Effort is the other problem, and players who go "max" effort all too often, again with the purpose of impressing scouts, could be in line for injury. Part of this fear comes from the knowledge that Kolek throws extremely hard, perhaps harder than anyone at his level has thrown regularly. But part of it also comes from his hard-working ethic leading to max effort perhaps too often. Clint Longnecker of Baseball America shares a tale from his report on Kolek. In it, it describes how the young pitcher approached returning to tossing after he recovered from his broken arm.
"He sent me a text saying he threw 95 and that was the hardest ever," said his pitching coach, Reese Smith. "I asked, ‘How hard did you try to throw that?’ He said, ‘I tried to knock the wall down.’ So he shows up for a workout.

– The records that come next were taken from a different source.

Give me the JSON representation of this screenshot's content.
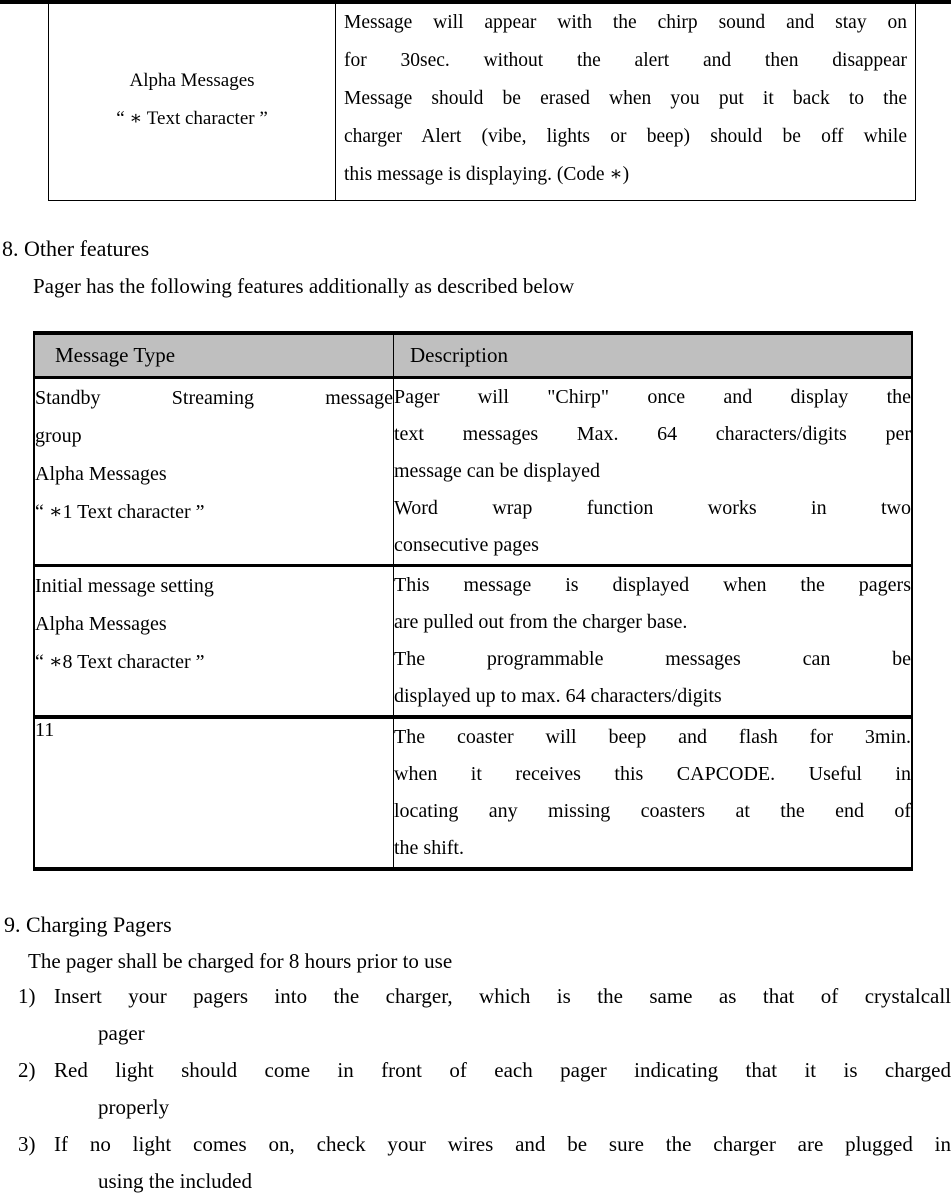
{
  "table_top": {
    "left_cell": {
      "line1": "Alpha Messages",
      "line2": "“ ∗ Text character ”"
    },
    "right_cell": {
      "lines": [
        "Message will appear with the chirp sound and stay on",
        "for 30sec. without    the alert   and then disappear",
        "Message should be erased when you put it back to the",
        "charger Alert (vibe, lights or beep) should be off while",
        "this message is displaying. (Code ∗)"
      ]
    }
  },
  "section8": {
    "heading": "8. Other features",
    "intro": "Pager has the following features additionally as described below",
    "table": {
      "headers": [
        "Message Type",
        "Description"
      ],
      "rows": [
        {
          "type_lines": [
            "Standby  Streaming  message",
            "group",
            " Alpha Messages",
            "“ ∗1   Text character ”"
          ],
          "desc_lines": [
            "Pager  will  \"Chirp\"  once  and    display  the",
            "text messages Max. 64 characters/digits per",
            "message can be displayed",
            "Word    wrap    function    works    in    two",
            "consecutive pages"
          ]
        },
        {
          "type_lines": [
            "Initial message setting",
            "Alpha Messages",
            "“ ∗8   Text character ”"
          ],
          "desc_lines": [
            "This message is displayed when the pagers",
            "are pulled out from the charger base.",
            "The   programmable   messages   can   be",
            "displayed up to max. 64   characters/digits"
          ]
        },
        {
          "type_lines": [
            "11"
          ],
          "desc_lines": [
            "The  coaster  will  beep  and  flash  for  3min.",
            "when  it  receives  this  CAPCODE.  Useful  in",
            "locating  any  missing  coasters  at  the  end  of",
            "the shift."
          ]
        }
      ]
    }
  },
  "section9": {
    "heading": "9. Charging Pagers",
    "intro": "The pager shall be charged for 8 hours prior to use",
    "items": [
      {
        "marker": "1)",
        "line1": "Insert  your  pagers  into  the  charger,  which  is  the  same  as  that  of  crystalcall",
        "line2": "pager"
      },
      {
        "marker": "2)",
        "line1": "Red  light  should  come  in  front  of  each  pager  indicating  that  it  is  charged",
        "line2": "properly"
      },
      {
        "marker": "3)",
        "line1": "If  no  light  comes  on,  check  your  wires  and  be  sure  the  charger  are  plugged  in",
        "line2": "using the included"
      }
    ]
  },
  "style": {
    "header_fill": "#bfbfbf",
    "border_color": "#000000",
    "text_color": "#000000",
    "page_bg": "#ffffff"
  }
}
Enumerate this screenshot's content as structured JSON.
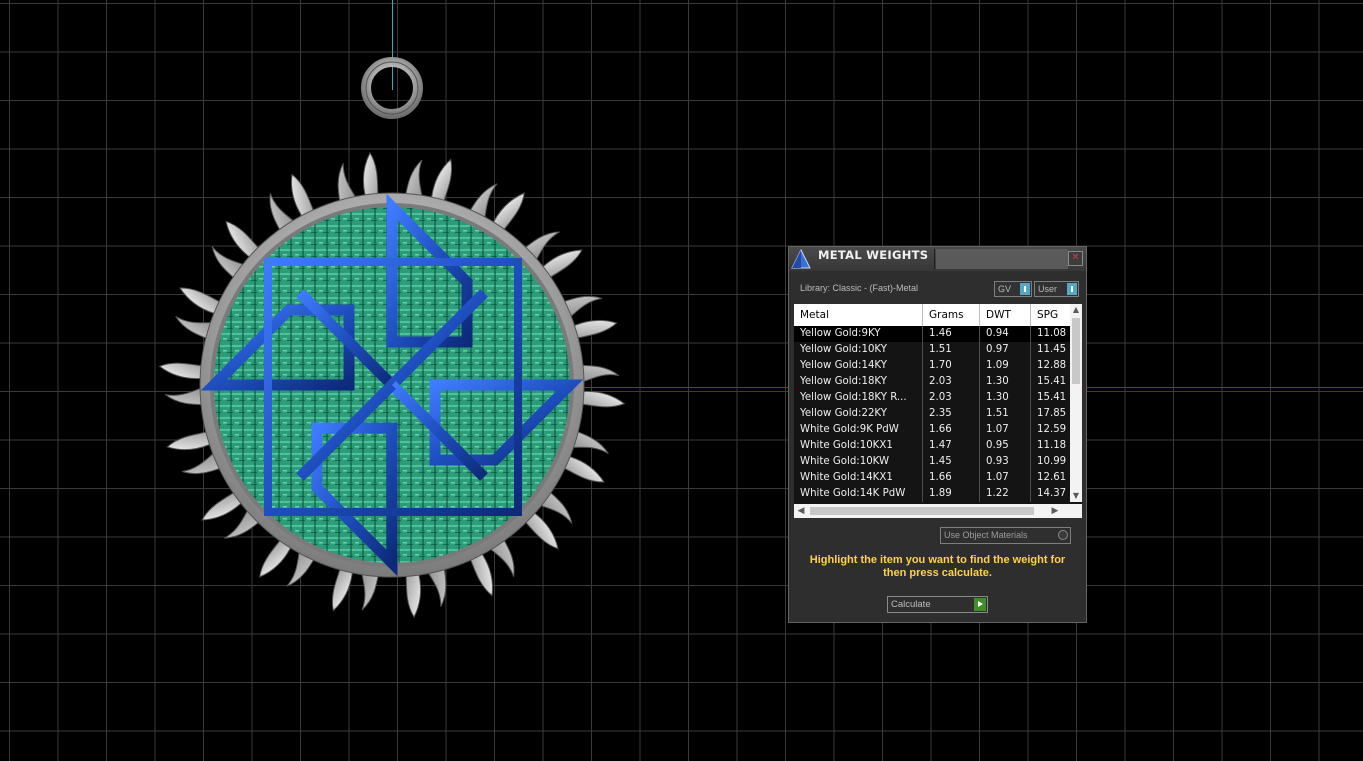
{
  "panel": {
    "title": "METAL WEIGHTS",
    "close_glyph": "✕",
    "library_label": "Library: Classic - (Fast)-Metal",
    "gv_label": "GV",
    "user_label": "User",
    "columns": [
      "Metal",
      "Grams",
      "DWT",
      "SPG"
    ],
    "rows": [
      {
        "metal": "Yellow Gold:9KY",
        "grams": "1.46",
        "dwt": "0.94",
        "spg": "11.08",
        "selected": true
      },
      {
        "metal": "Yellow Gold:10KY",
        "grams": "1.51",
        "dwt": "0.97",
        "spg": "11.45"
      },
      {
        "metal": "Yellow Gold:14KY",
        "grams": "1.70",
        "dwt": "1.09",
        "spg": "12.88"
      },
      {
        "metal": "Yellow Gold:18KY",
        "grams": "2.03",
        "dwt": "1.30",
        "spg": "15.41"
      },
      {
        "metal": "Yellow Gold:18KY R...",
        "grams": "2.03",
        "dwt": "1.30",
        "spg": "15.41"
      },
      {
        "metal": "Yellow Gold:22KY",
        "grams": "2.35",
        "dwt": "1.51",
        "spg": "17.85"
      },
      {
        "metal": "White Gold:9K PdW",
        "grams": "1.66",
        "dwt": "1.07",
        "spg": "12.59"
      },
      {
        "metal": "White Gold:10KX1",
        "grams": "1.47",
        "dwt": "0.95",
        "spg": "11.18"
      },
      {
        "metal": "White Gold:10KW",
        "grams": "1.45",
        "dwt": "0.93",
        "spg": "10.99"
      },
      {
        "metal": "White Gold:14KX1",
        "grams": "1.66",
        "dwt": "1.07",
        "spg": "12.61"
      },
      {
        "metal": "White Gold:14K PdW",
        "grams": "1.89",
        "dwt": "1.22",
        "spg": "14.37"
      }
    ],
    "use_object_materials_label": "Use Object Materials",
    "hint_text": "Highlight the item you want to find the weight for then press calculate.",
    "calculate_label": "Calculate"
  },
  "colors": {
    "accent_toggle": "#56a7c7",
    "hint": "#ffd24a",
    "calculate_go": "#3e8e2a",
    "enamel_blue": "#1f4fbf",
    "enamel_green": "#2fa37c",
    "silver": "#c0c0c0"
  },
  "icons": {
    "panel_logo": "pyramid-logo-icon",
    "close": "close-icon",
    "scroll_up": "scroll-up-arrow-icon",
    "scroll_down": "scroll-down-arrow-icon",
    "scroll_left": "scroll-left-arrow-icon",
    "scroll_right": "scroll-right-arrow-icon",
    "calculate_go": "play-arrow-icon"
  }
}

I had to remind him to play catch with a purpose and don’t try to put so much effort into it.
"I told him to get on the mound and throw 60 percent. He threw 90 (mph). By the end of the night he touched 97. He said, ‘I don’t feel like I could have thrown 97 even if I was trying. I didn’t even feel like I was even throwing 77 percent.’ That was the point. He realized that he doesn’t have to try his hardest on every pitch and he bought in hook, line and sinker."
Listening to his pitching coach eventually worked (it seems), but you can see that Kolek's thought is to come out and throw as hard as he can, even coming off of a non-throwing injury. This kind of max effort work is just the sort of scary anecdote you do not want to hear if you have concerns about a kid's elbow health.
In some respects, it is a good thing that Miami is more likely to sign Kolek than he is to commit to TCU, where they would put him through a ringer to help attain the school's athletic goals. The Marlins are going to be careful with their young asset, and they will attempt to nurture his arm as best they can. But Kolek may be a breed unto himself given the rarefied velocity air he occupies, and Miami may have to tailor their approach to get his mechanics consistent and his effort smooth in order to minimize risk. He may not have the troubling motions of a guy destined for elbow problems, but his velocity and effort portends potentially dangerous things, and the Fish have to account for it.
Luckily for Miami, they have seen him often, and clearly they feel he has no red flags about which to be concerned. But the risk factors are there, and the team needs to be cautious and not rush his development and workload as he faces his biggest leap in competition ever.